Existential philosophy – Relevance to our lives?
How can existential philosophy be of relevance in how you choose to live your life? What are oyur choices and how can you live with the anxeity of challenging the status quo or questioning the rightness of your decisions? You have to live in the social world, consider others and the rules that enable you to realise our choices. The issue is not one of rejecting all that is expected of you – the issue that you DO have a chocie. It’s about challenging the unquestioned assumptions, expanding your choices and living with the anxiety that meaningful living entails.

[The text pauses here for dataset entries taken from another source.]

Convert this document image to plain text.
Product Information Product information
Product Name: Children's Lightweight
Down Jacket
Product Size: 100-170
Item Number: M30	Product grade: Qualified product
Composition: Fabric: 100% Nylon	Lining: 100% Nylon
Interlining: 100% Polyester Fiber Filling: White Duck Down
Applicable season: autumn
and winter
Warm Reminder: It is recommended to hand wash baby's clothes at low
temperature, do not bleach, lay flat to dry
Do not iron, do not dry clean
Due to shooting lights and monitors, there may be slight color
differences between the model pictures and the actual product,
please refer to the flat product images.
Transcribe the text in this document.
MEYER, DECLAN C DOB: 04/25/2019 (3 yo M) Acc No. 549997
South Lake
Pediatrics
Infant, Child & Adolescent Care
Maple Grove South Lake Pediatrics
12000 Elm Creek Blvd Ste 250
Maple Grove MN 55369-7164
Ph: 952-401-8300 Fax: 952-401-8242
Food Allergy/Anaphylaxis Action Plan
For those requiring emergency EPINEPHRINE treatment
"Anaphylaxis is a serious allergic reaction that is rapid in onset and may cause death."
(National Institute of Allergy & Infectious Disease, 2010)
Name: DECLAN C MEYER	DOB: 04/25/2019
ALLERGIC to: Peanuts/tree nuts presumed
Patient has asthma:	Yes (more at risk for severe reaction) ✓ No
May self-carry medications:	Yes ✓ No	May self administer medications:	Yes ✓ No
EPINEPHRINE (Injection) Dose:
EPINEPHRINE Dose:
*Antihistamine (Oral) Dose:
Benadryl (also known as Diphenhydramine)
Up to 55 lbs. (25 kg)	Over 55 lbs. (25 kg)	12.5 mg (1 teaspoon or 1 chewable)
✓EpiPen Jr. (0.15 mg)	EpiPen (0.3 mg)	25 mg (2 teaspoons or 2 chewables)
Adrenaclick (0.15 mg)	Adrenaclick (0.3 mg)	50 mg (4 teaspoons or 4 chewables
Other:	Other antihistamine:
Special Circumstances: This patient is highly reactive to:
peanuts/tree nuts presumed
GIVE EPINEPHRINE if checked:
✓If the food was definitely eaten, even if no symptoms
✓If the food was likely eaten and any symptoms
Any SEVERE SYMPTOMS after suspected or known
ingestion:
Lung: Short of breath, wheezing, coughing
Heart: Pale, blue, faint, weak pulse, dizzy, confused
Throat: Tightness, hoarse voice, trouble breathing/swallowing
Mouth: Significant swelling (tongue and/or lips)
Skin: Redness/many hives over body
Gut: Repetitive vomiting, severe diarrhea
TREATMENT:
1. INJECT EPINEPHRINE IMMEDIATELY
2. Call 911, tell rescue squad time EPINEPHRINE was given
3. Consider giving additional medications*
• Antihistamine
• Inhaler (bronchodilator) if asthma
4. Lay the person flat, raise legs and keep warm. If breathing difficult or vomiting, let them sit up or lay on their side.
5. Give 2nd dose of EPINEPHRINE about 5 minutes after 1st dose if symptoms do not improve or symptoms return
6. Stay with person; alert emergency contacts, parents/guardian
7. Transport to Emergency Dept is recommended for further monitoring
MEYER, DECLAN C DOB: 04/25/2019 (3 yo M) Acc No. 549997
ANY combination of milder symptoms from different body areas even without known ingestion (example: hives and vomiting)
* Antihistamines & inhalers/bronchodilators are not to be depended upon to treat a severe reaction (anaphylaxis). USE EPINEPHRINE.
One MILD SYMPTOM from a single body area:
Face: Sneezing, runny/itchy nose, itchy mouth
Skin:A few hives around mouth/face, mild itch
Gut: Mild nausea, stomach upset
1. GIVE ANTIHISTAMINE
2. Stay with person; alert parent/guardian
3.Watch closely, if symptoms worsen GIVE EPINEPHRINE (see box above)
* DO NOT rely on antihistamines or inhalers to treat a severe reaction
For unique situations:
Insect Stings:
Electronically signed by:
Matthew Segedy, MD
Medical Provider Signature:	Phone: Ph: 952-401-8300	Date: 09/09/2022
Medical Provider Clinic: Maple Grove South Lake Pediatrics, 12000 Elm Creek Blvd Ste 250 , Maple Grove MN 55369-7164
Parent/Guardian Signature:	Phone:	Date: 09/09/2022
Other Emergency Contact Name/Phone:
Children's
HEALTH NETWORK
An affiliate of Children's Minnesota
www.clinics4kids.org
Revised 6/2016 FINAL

The validity of our choices is often questioned when we become disillusioned with our lives, despite achieving many of the things we dreamed of. We long to have it all but find it increasingly difficult to juggle jobs, children, homes and sanity! We believe that if only a balance could be struck between the different areas of our lives, we could relax. Invariably, this balance is never achieved and we become observers in our own lives, wishing for the day when it would all improve.
Bombarded with choices about how to live and be happy, what do we really want to do with our lives? Society’s myths often result in us choosing from a limited array of available options – it is assumed that ‘having it all but in balance’ is the way forward. Maybe not. Maybe the parts that make up the balance have never been questioned. Maybe we have never taken time out of our busy schedules to examine the full range of options facing us. We choose from a narrow range of choices on offer and never stop to thnk ‘outside the square’ and create the life we want.
As a psychotherapist, I passionately believe you are each the best judge of what is right for you. By examining the role of Myths in your lives, you can expand our options, reconnet with your choices and judge the rightness of them. Existential philosophy offers an opportunity to develop a vision of what your ideal life would be like, a yardstick against which you choose – the question, ‘Does this contribute to realising my vision?’ will keep you on track.
However, accepting anxiety is an inevitable part of committing to our choices is an existential realtiy. Rollo May (1975:21) says, ‘Commitment is the healthiest when it is not without doubt, but in spite of doubt. To believe fully and at the same time to have doubts is not at all a contradiction: it presupposes a greater respect for the truth, an awareness that truth always goes beyond anything that can be said or done at any given moment’.